Peter Bogdanovich’s image has become so inextricably tied to his seemingly never-ending plethora of classy ascots that seeing him appear without one, even in a film, is as disturbing as discovering someone no longer has an arm. In Will Slocombe’s Cold Turkey, he stars as the emotionally distant and long-suffering Poppy, whose three financially strapped children descend upon his Pasadena home for Thanksgiving, and the filmmaker-actor’s sluggish, blank-faced performance is such that one half expects him to fall into a nap at any point mid-scene. This creates a distancing effect that does at least partially establish Poppy as a figure at odds with the rest of his family.

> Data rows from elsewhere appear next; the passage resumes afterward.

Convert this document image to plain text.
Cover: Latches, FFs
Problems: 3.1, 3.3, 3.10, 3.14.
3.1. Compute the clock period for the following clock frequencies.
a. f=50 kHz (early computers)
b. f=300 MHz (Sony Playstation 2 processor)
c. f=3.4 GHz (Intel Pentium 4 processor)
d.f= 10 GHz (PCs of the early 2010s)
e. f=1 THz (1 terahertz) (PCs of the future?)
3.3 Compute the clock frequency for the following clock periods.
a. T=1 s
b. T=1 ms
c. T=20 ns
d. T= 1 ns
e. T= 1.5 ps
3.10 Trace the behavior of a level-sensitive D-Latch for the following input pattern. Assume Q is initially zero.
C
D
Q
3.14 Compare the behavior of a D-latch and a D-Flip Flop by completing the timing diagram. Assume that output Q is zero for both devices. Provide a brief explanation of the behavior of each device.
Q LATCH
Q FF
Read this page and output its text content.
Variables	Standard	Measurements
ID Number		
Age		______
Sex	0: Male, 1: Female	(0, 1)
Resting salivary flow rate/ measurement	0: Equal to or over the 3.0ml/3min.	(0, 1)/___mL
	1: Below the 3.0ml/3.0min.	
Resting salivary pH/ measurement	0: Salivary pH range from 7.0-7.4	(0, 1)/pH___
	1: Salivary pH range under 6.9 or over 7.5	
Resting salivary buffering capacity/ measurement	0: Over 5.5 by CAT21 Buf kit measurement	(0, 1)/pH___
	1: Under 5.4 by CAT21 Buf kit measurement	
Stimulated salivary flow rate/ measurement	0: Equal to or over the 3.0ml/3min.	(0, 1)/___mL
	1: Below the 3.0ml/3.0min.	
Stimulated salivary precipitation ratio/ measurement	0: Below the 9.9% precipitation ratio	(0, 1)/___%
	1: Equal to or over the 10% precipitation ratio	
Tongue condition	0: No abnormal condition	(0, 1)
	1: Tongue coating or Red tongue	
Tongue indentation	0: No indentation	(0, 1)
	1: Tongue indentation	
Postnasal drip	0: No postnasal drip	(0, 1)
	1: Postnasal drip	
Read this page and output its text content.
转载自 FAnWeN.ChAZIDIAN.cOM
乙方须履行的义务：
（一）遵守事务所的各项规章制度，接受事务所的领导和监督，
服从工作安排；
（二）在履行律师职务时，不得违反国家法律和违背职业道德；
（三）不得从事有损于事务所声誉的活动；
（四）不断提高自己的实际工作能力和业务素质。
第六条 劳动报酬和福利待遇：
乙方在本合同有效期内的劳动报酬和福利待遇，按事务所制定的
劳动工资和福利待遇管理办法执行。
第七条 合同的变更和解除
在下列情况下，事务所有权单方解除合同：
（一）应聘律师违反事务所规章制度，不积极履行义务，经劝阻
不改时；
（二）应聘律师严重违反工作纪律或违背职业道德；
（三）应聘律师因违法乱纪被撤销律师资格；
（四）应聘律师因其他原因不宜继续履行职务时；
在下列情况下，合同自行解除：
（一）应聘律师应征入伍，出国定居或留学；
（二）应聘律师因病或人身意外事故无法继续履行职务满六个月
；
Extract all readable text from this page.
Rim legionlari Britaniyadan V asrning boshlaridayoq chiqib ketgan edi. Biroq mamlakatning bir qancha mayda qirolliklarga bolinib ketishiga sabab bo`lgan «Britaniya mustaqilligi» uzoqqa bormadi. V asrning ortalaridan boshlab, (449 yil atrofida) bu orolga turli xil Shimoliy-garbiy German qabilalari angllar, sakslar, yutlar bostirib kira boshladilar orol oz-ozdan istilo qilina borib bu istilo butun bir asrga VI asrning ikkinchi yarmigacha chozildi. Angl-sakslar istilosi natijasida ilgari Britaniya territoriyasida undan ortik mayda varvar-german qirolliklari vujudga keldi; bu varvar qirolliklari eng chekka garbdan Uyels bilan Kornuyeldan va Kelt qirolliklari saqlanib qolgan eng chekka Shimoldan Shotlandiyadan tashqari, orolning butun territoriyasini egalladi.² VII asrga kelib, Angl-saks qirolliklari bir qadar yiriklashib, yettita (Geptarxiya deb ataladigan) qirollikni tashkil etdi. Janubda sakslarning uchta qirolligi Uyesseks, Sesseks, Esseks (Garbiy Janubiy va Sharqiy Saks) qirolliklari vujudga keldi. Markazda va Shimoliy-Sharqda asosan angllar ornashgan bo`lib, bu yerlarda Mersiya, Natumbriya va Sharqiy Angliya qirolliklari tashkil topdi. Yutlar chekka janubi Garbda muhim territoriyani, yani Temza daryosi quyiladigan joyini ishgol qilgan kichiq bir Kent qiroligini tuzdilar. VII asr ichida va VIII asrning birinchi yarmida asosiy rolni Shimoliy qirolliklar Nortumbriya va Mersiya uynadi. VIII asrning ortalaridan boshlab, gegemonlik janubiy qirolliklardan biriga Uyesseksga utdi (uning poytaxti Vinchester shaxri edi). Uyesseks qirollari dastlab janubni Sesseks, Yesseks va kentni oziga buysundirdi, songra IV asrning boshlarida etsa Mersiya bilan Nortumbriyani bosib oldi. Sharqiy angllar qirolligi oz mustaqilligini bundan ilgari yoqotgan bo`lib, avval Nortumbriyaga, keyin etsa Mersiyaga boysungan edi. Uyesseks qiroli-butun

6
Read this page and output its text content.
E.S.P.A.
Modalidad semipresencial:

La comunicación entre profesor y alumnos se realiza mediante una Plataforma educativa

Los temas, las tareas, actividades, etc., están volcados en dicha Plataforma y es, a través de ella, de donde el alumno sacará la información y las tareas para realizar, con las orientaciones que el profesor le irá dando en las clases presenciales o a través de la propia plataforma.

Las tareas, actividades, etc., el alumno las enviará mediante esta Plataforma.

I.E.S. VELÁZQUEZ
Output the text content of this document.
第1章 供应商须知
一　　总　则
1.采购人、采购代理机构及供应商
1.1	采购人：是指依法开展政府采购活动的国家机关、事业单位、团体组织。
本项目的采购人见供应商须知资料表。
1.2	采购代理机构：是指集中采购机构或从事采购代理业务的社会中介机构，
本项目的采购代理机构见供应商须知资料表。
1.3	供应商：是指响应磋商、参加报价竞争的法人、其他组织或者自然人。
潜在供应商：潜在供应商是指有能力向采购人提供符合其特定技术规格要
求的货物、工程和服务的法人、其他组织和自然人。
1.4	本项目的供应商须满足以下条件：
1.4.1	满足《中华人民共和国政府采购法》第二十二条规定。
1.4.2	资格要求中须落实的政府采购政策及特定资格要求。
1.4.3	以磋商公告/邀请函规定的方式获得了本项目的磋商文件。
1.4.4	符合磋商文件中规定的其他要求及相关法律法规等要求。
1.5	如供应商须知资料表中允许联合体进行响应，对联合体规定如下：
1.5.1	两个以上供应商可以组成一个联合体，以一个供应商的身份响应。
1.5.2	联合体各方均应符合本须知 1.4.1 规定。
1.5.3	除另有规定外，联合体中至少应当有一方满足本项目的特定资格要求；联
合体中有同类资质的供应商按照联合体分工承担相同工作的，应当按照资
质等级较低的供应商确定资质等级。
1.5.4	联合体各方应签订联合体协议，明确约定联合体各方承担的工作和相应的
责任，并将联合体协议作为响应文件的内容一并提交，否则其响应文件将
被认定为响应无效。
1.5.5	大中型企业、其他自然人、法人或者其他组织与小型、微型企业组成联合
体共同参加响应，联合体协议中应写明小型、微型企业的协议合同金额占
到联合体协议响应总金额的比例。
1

But it’s Slocombe’s mistake to place Bogdanovich at the center of the story, for this is a work desperately in need of a thriving emotional core in which to ground and make sense of the messy relationships and histories of Poppy’s family.
The intermittent indulgence of long shots notwithstanding, Slocombe’s aesthetic is unremarkable. The action is limited to the house and the surrounding neighborhood streets, but even given that, the film exudes a strange non-specificity of space; this is a home in dire need of character and unique sense of lived-in-ness. While featuring much screaming, accusations, collision of agendas, and the exhuming of dirty secrets, Cold Turkey remains emotionally tone deaf. One particularly egregious scene involving Lindsay, Poppy’s eldest daughter (Sonya Walger), is emblematic of Slocombe’s tendency to rely on dialogue in favor of having the drama well up from the actors or mise-en-scène. Lindsay goes to Poppy saying that she can’t turn to her husband, TJ (Ross Partridge), for help because their relationship is at an extremely precarious moment. But this is a befuddling admission, considering that in all of the preceding scenes featuring the couple there hasn’t been even half a wary glance or the smallest suggestion of suppressed feelings to signify that their relationship is anything but perfect.
Cold Turkey does have a few scenes which elicit a wan smile—usually whenever Cheryl Hines is on screen and locking horns with one of her two stepdaughters. And there’s a nice little running joke about Poppy being ousted as a professor at Stanford due to his conservative politics and dubious involvement in the Iraq War, with Bogdanovich delivering his lines on the topic with a glimmer of irony. But the film certainly won’t be entering the canon of dysfunctional family holiday films alongside the likes of Woody Allen’s Hannah and Her Sisters and Ang Lee’s The Ice Storm, falling far short of effectively exploring the knotty terrain of familial discord and the total evisceration of character those two works achieve.